R. – Se un Paese ha bisogno di incrementare molto il suo parco di energia istallata, come l’Italia, ha bisogno di un’energia che sia producibile subito in grosse potenze, che sia continua, che abbia un costo del chilowatt che sia confrontabile con il costo dei fossili e che non produca CO2, perché il nostro Paese ne sta producendo di gran lunga troppo. Allora, un Paese che già produce troppo CO2, che ha bisogno di centrali dell’ordine di parecchie centinaia di megawatt, non è che ci sia molto altro da fare: o fa di nuovo i fossili o fa il nucleare, queste sono le due scelte.
 
D. – Le centrali di terza generazione, quelle che saranno istallate in Italia, sono centrali sicure? Si può parlare di sicurezza quando si parla di nucleare?
 
R. – Le centrali nucleari sono circa 440 nel mondo. Funzionano dal 1970 e ci sono stati solamente due incidenti di grosso rilievo, dovuti a guasti ai quali l’operatore ha reagito in modo errato. In generale, la sicurezza delle centrali, è già buona nell’attuale seconda generazione. La terza generazione ha ulteriormente migliorato andando per esempio verso la sicurezza passiva, anche avendo in mente questi due incidenti grossi che ci sono stati.
 
D. – L’altro problema è la gestione delle scorie: quali le possibilità per l’Italia?
 
R. – La gestione delle scorie ha una condizione essenziale: che ci sia un deposito e questa non è una cosa che nasce con le centrali nuove, nasce da quelle che già abbiamo.

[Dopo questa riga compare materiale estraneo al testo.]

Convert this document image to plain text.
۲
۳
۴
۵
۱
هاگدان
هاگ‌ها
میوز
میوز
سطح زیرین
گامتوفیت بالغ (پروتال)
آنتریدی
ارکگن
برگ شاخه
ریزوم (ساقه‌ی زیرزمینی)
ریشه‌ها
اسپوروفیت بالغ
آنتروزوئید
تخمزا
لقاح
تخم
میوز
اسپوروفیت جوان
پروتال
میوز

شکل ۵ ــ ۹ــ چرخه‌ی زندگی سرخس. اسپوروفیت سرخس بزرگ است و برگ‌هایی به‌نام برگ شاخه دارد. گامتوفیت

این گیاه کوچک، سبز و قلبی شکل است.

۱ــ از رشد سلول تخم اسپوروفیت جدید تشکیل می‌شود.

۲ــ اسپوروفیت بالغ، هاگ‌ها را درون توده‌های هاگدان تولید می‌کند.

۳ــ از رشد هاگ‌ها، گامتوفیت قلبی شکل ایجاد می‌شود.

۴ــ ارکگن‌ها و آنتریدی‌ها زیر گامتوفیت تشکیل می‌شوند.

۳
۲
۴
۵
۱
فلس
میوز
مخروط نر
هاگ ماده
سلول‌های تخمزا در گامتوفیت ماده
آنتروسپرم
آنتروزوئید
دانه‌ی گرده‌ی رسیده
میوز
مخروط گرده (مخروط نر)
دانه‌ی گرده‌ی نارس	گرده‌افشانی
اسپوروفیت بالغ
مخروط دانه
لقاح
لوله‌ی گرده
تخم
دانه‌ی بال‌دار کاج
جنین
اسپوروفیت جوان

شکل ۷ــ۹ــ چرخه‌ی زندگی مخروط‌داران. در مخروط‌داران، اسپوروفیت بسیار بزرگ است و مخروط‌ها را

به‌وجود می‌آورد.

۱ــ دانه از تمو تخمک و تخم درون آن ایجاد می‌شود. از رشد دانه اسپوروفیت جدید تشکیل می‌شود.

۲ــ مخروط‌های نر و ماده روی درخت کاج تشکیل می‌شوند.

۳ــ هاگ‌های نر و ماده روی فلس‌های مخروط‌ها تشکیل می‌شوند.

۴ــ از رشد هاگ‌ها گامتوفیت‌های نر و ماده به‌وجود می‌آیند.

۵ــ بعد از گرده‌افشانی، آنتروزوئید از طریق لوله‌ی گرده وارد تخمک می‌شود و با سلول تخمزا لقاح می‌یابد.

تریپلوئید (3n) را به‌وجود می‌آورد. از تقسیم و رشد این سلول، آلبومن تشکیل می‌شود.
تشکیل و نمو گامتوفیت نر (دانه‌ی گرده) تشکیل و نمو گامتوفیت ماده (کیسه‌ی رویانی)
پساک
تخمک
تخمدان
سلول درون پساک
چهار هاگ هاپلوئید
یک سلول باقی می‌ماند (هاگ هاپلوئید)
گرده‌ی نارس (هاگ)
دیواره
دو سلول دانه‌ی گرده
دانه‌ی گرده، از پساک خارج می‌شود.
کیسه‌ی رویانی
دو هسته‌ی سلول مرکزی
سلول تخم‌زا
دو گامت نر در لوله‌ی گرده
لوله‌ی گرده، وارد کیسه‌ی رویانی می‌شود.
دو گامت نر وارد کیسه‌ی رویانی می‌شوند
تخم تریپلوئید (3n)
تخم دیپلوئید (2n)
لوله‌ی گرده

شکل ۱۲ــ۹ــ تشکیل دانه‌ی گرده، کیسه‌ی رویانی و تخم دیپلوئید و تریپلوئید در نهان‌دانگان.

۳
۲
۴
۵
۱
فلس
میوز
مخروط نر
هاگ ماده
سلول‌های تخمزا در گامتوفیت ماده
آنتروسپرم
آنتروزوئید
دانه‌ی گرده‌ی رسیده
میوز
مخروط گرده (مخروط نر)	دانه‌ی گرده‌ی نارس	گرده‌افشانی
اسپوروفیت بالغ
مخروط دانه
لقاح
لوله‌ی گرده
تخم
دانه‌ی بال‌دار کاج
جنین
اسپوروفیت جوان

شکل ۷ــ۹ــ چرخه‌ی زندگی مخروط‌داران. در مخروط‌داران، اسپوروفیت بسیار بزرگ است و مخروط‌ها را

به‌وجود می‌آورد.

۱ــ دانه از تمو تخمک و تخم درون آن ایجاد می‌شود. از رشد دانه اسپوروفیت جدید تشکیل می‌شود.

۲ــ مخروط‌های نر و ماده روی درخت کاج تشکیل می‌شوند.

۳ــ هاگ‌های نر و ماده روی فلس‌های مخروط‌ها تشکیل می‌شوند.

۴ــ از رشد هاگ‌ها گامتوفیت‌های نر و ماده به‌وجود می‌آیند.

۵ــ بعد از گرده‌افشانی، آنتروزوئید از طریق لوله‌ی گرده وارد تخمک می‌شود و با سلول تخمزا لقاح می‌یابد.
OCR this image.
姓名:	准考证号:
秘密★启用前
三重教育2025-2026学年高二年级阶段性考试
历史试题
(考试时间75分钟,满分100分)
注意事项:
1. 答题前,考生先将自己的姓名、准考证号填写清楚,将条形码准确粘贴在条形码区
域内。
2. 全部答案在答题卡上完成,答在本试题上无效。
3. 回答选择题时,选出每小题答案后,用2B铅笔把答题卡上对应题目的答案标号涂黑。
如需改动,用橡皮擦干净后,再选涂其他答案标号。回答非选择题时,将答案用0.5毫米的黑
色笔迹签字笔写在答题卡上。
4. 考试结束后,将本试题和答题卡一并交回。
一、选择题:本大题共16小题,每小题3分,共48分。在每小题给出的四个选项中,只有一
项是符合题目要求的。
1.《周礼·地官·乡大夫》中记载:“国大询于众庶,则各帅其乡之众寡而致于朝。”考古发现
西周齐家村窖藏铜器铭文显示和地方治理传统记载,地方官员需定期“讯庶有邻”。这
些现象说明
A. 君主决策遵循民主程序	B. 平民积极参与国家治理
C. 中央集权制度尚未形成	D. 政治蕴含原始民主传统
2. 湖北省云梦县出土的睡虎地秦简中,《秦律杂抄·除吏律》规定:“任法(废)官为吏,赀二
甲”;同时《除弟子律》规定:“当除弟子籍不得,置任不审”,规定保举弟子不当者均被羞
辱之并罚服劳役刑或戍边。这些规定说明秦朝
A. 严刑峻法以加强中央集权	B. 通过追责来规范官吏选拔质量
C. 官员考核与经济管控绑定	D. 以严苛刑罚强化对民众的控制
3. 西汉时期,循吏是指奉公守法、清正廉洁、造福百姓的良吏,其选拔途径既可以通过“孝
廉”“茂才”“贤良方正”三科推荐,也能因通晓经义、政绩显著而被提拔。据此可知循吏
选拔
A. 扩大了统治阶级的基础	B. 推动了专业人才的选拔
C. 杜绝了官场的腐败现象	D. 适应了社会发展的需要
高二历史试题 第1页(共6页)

Le nostre vecchie centrali dobbiamo ancora demolirle. In più, tutto il materiale ad alta radioattività è stato mandato in Francia per essere detrificato e ridotto in volume, ma nel 2025 i francesi ce lo ridaranno. Quindi noi, in ogni caso, anche se non facciamo le centrali, un qualche tipo di deposito dobbiamo averlo.
 D. – In Italia, ci sono siti adatti a svolgere questa funzione?
 
R. – I siti ci sono però è anche vero che esiste un cammino tecnologico già in studio che prevede, in futuro, che queste scorie, siano in parte riutilizzate ed in parte trasformate.